July 2017
Kurt Luchs
Kurtluchs@aol.com
Kurtluchs@aol.com
I live in Stevens Point, Wisconsin, where I manage a group of radio stations for a truly fine company, NRG Media. I've written poetry all my life, but only started sending it out in the past eight months, during which time I've had 30 poems accepted by 18 publications, the latest being the British magazine Antiphon. In my other writing life I founded the literary humor site TheBigJewel.com, and have written humor for the New Yorker and the Onion, among others, as well as for television and radio, and Sagging Meniscus Press will soon be publishing my humor collection, It's Funny Until Someone Loses an Eye (Then It's Really Funny). While my two adopted Chinese daughters are the light of my life, they have no idea what their dad does or why some people might actually think it's kind of cool.
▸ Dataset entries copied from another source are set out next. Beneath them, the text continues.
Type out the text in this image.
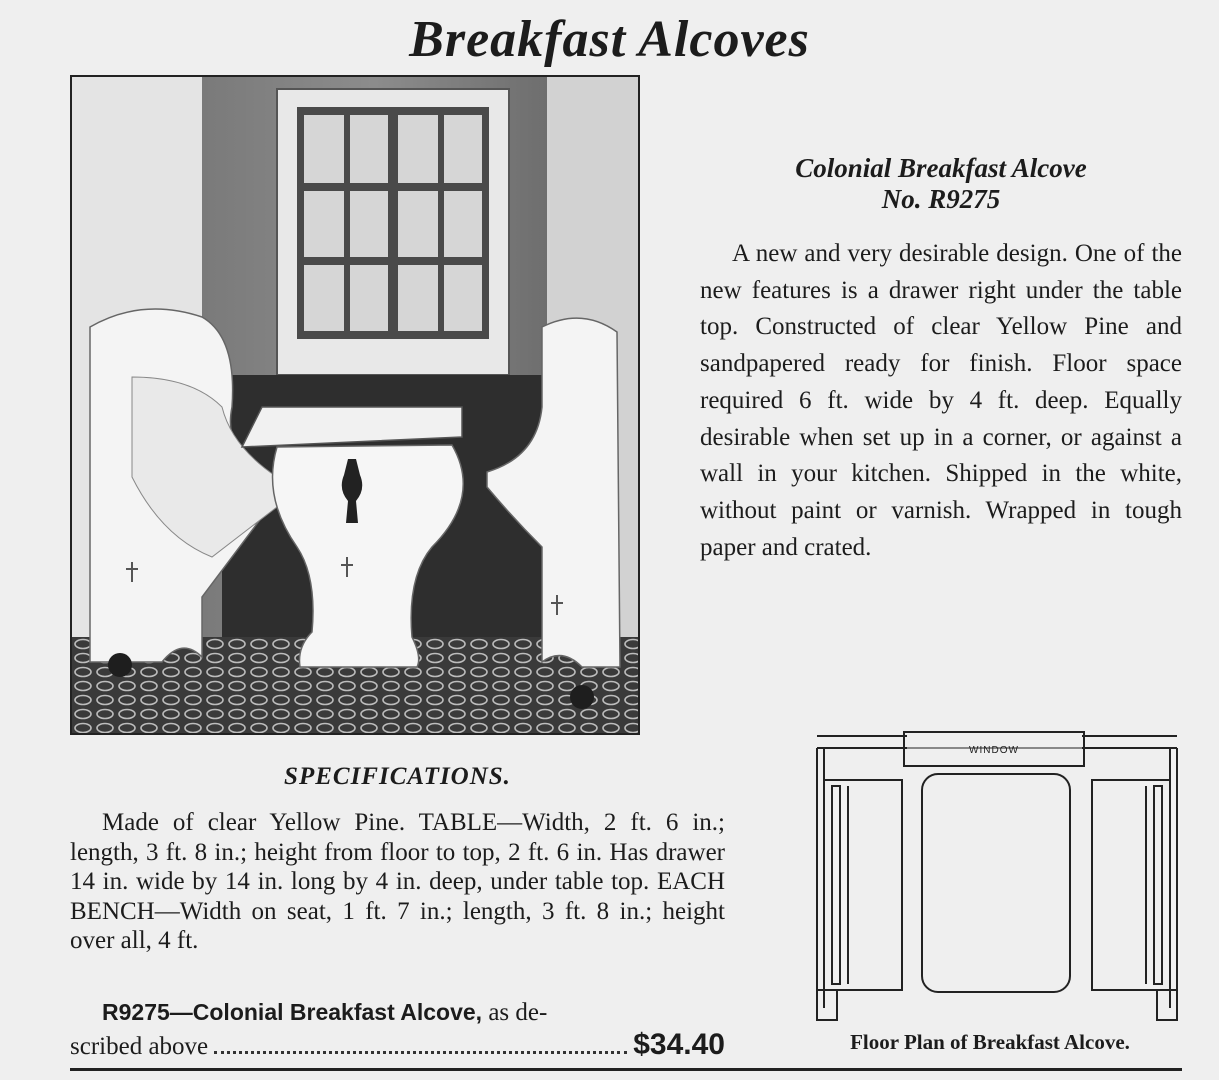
Breakfast Alcoves
Colonial Breakfast Alcove
No. R9275

A new and very desirable design. One of the new features is a drawer right under the table top. Constructed of clear Yellow Pine and sandpapered ready for finish. Floor space required 6 ft. wide by 4 ft. deep. Equally desirable when set up in a corner, or against a wall in your kitchen. Shipped in the white, without paint or varnish. Wrapped in tough paper and crated.

SPECIFICATIONS.

Made of clear Yellow Pine. TABLE—Width, 2 ft. 6 in.; length, 3 ft. 8 in.; height from floor to top, 2 ft. 6 in. Has drawer 14 in. wide by 14 in. long by 4 in. deep, under table top. EACH BENCH—Width on seat, 1 ft. 7 in.; length, 3 ft. 8 in.; height over all, 4 ft.

R9275—Colonial Breakfast Alcove, as de-
scribed above	$34.40
WINDOW
Floor Plan of Breakfast Alcove.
Sigh.
The Dream
Five years old, I dream
of the dark and a terrible dance.
Amid gravel and driven dust
squats a town of wretched little pueblos,
no more than walls, really, open to the sky.
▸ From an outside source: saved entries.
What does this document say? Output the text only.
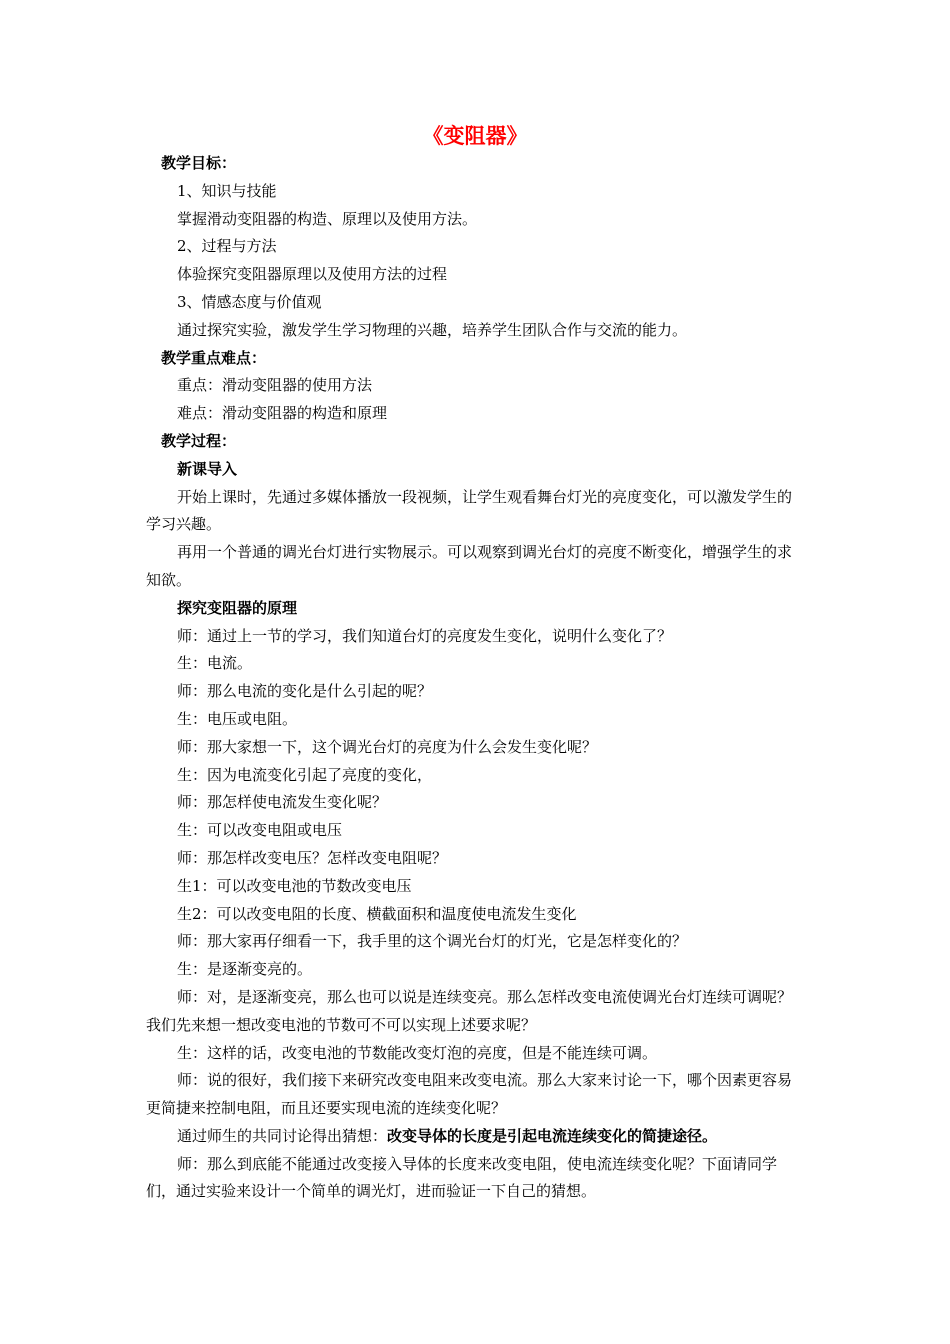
《变阻器》

教学目标：

1、知识与技能

掌握滑动变阻器的构造、原理以及使用方法。

2、过程与方法

体验探究变阻器原理以及使用方法的过程

3、情感态度与价值观

通过探究实验，激发学生学习物理的兴趣，培养学生团队合作与交流的能力。

教学重点难点：

重点：滑动变阻器的使用方法

难点：滑动变阻器的构造和原理

教学过程：

新课导入

开始上课时，先通过多媒体播放一段视频，让学生观看舞台灯光的亮度变化，可以激发学生的学习兴趣。

再用一个普通的调光台灯进行实物展示。可以观察到调光台灯的亮度不断变化，增强学生的求知欲。

探究变阻器的原理

师：通过上一节的学习，我们知道台灯的亮度发生变化，说明什么变化了？

生：电流。

师：那么电流的变化是什么引起的呢？

生：电压或电阻。

师：那大家想一下，这个调光台灯的亮度为什么会发生变化呢？

生：因为电流变化引起了亮度的变化，

师：那怎样使电流发生变化呢？

生：可以改变电阻或电压

师：那怎样改变电压？怎样改变电阻呢？

生1：可以改变电池的节数改变电压

生2：可以改变电阻的长度、横截面积和温度使电流发生变化

师：那大家再仔细看一下，我手里的这个调光台灯的灯光，它是怎样变化的？

生：是逐渐变亮的。

师：对，是逐渐变亮，那么也可以说是连续变亮。那么怎样改变电流使调光台灯连续可调呢？我们先来想一想改变电池的节数可不可以实现上述要求呢？

生：这样的话，改变电池的节数能改变灯泡的亮度，但是不能连续可调。

师：说的很好，我们接下来研究改变电阻来改变电流。那么大家来讨论一下，哪个因素更容易更简捷来控制电阻，而且还要实现电流的连续变化呢？

通过师生的共同讨论得出猜想：改变导体的长度是引起电流连续变化的简捷途径。

师：那么到底能不能通过改变接入导体的长度来改变电阻，使电流连续变化呢？下面请同学们，通过实验来设计一个简单的调光灯，进而验证一下自己的猜想。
There the townspeople move as one, spasmodic,
soundless in their circling.
As my eyes grow accustomed to the night
I see they are joined in a crooked line
by a length of crooked
pipe welded to their heads.
I'm afraid; I run; they follow and catch me.
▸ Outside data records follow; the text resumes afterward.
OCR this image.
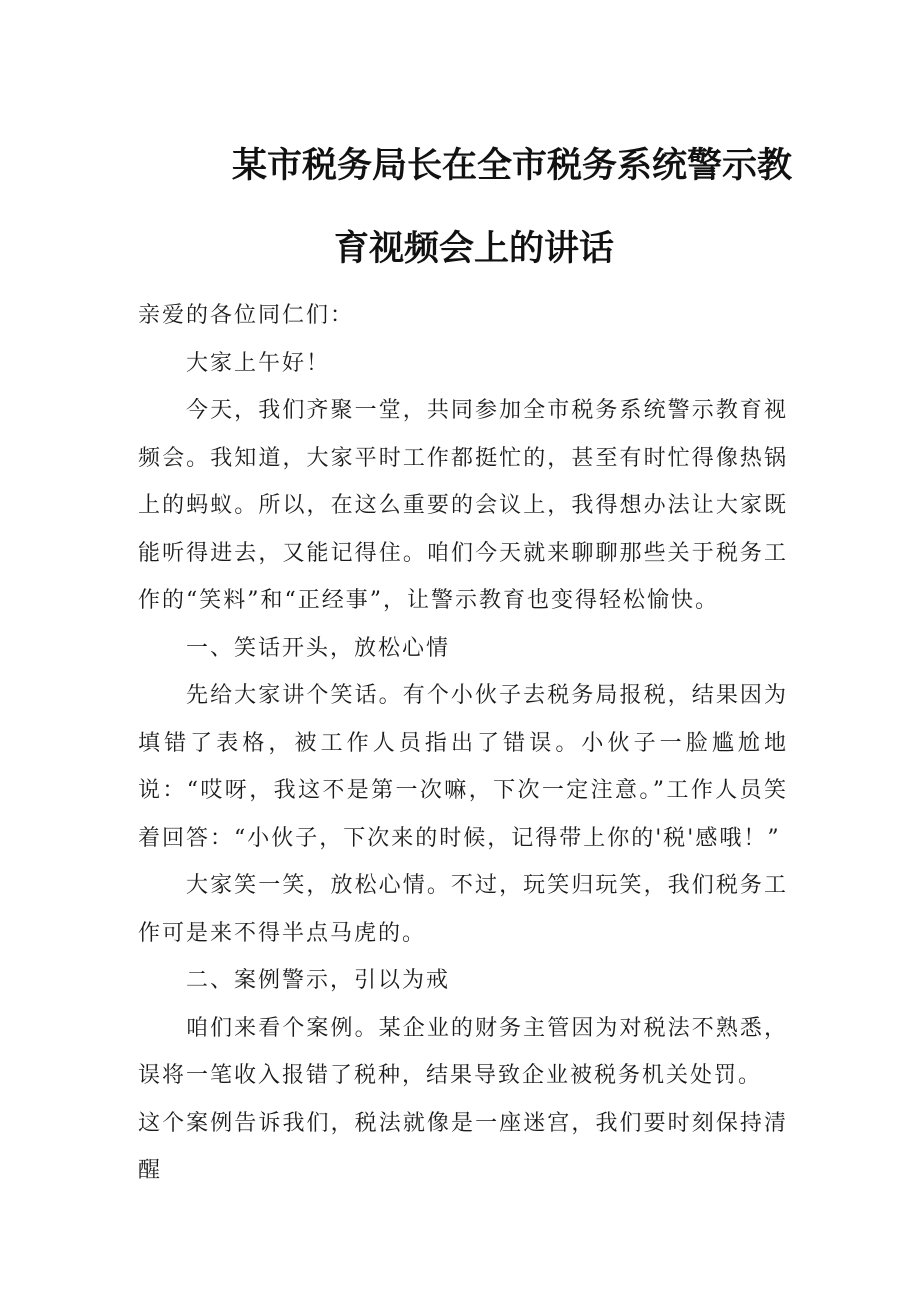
某市税务局长在全市税务系统警示教
育视频会上的讲话

亲爱的各位同仁们：

大家上午好！

今天，我们齐聚一堂，共同参加全市税务系统警示教育视频会。我知道，大家平时工作都挺忙的，甚至有时忙得像热锅上的蚂蚁。所以，在这么重要的会议上，我得想办法让大家既能听得进去，又能记得住。咱们今天就来聊聊那些关于税务工作的“笑料”和“正经事”，让警示教育也变得轻松愉快。

一、笑话开头，放松心情

先给大家讲个笑话。有个小伙子去税务局报税，结果因为填错了表格，被工作人员指出了错误。小伙子一脸尴尬地说：“哎呀，我这不是第一次嘛，下次一定注意。”工作人员笑着回答：“小伙子，下次来的时候，记得带上你的'税'感哦！”

大家笑一笑，放松心情。不过，玩笑归玩笑，我们税务工作可是来不得半点马虎的。

二、案例警示，引以为戒

咱们来看个案例。某企业的财务主管因为对税法不熟悉，误将一笔收入报错了税种，结果导致企业被税务机关处罚。

这个案例告诉我们，税法就像是一座迷宫，我们要时刻保持清醒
They fuse me to the pipe and I stop struggling.
Suddenly I'm one of them;
I can appreciate their point of view.
I see they are beautiful
and the dance meaningful.
Self-Interrogation
I'm not talking.
I demand to see a lawyer,
so I leave myself in an empty
room to sweat it out
for a while. Twenty minutes of that
and I'll tell myself anything. Only
I don't.
Finally I come back smiling and
offer myself a decaf coffee
with two creams, no sugar.
Yeah, a little good cop,
bad cop. That might work.
Hey, I'm just doing my job here!
This punk is tougher
than I thought. Where were you
on the night of?
And what did she do next?
Sure, try out an alibi.
We're all ears.
We haven't heard any
funny ones lately.
Then, precisely when
I'm about to crack, I burst
through the door
with a writ of habeas corpus.
Mementoes
During the night someone delivered
a stack of calendars,
one for each of my years left on earth.
They were novelty items,
the days numbered with zeros
already slashed out with lipstick.
The card read: "From a secret admirer."
Today it was a teacup
bearing a solitary flake of snow
from the hour of your birth.
And beside the cup a matchbook with the words:
"Make Big Money! Grow Shadows in the Privacy
of Your Own Abattoir!"
Tomorrow a fleck of dust
engraved with the story of your life
and laid like a flagstone on my lips.
The story?
"Once upon a time…the end."
New Year
I resolve to forget those words
spoken or swallowed
that only varnish the tongue. Words like:
please, forever, thank-you, goodbye
and gone.
Certain phrases also must go
such as Where were you
when I called for chloroform
This must be your heart a Halloween apple
crammed with razor blades
Here cup your hands I'll pour some ashes.
I promise not to mention the mortuary
or my twin salvations
ignorance and ignominy.
I will not think of your soft feathers,
your incipient wings. I mean it,
I won't dream of your dancer's legs.
I'll stop seeing double
when there's nothing there.
I mean it.
To Michael Beasley, Who Beat My Turtles to Death
Why my mother kept letting you in the house
I'll never know.
It would always be when I was not at home.
Then she would resume her routine —
staring out the window while stirring
a cup of tea that was at least half sugar,
all that sweetness wasted on a zombie
of post-partum depression,
seven feral children in ten years.
You, of course, did not dawdle.
You got right down to business, heading straight
to the room I shared with my three brothers
and removing my pet turtles from the terrarium
where they must have thought they were safe.
The last thing they would see was
our peeling ceiling and whatever
blunt object your grubby little fist wielded.
One time it was my prized possession
a Talking G.I. Joe figurine capable of uttering
half a dozen urgent battlefield phrases.
After that his neck bent at an odd angle,
and whenever I pulled his string
all he could say was, "Medic!
Get that stretcher up here!"
But there was no medic for my turtles
or for me.
What might bring me comfort and healing now
would be to know that you and your entire
redneck peckerwood troglodyte freak family
had been struck down by that bluntest
of blunt objects, life,
and were spending eternity in the
icy ninth circle of Hell
being gnawed endlessly by an
alligator snapping turtle bigger than God.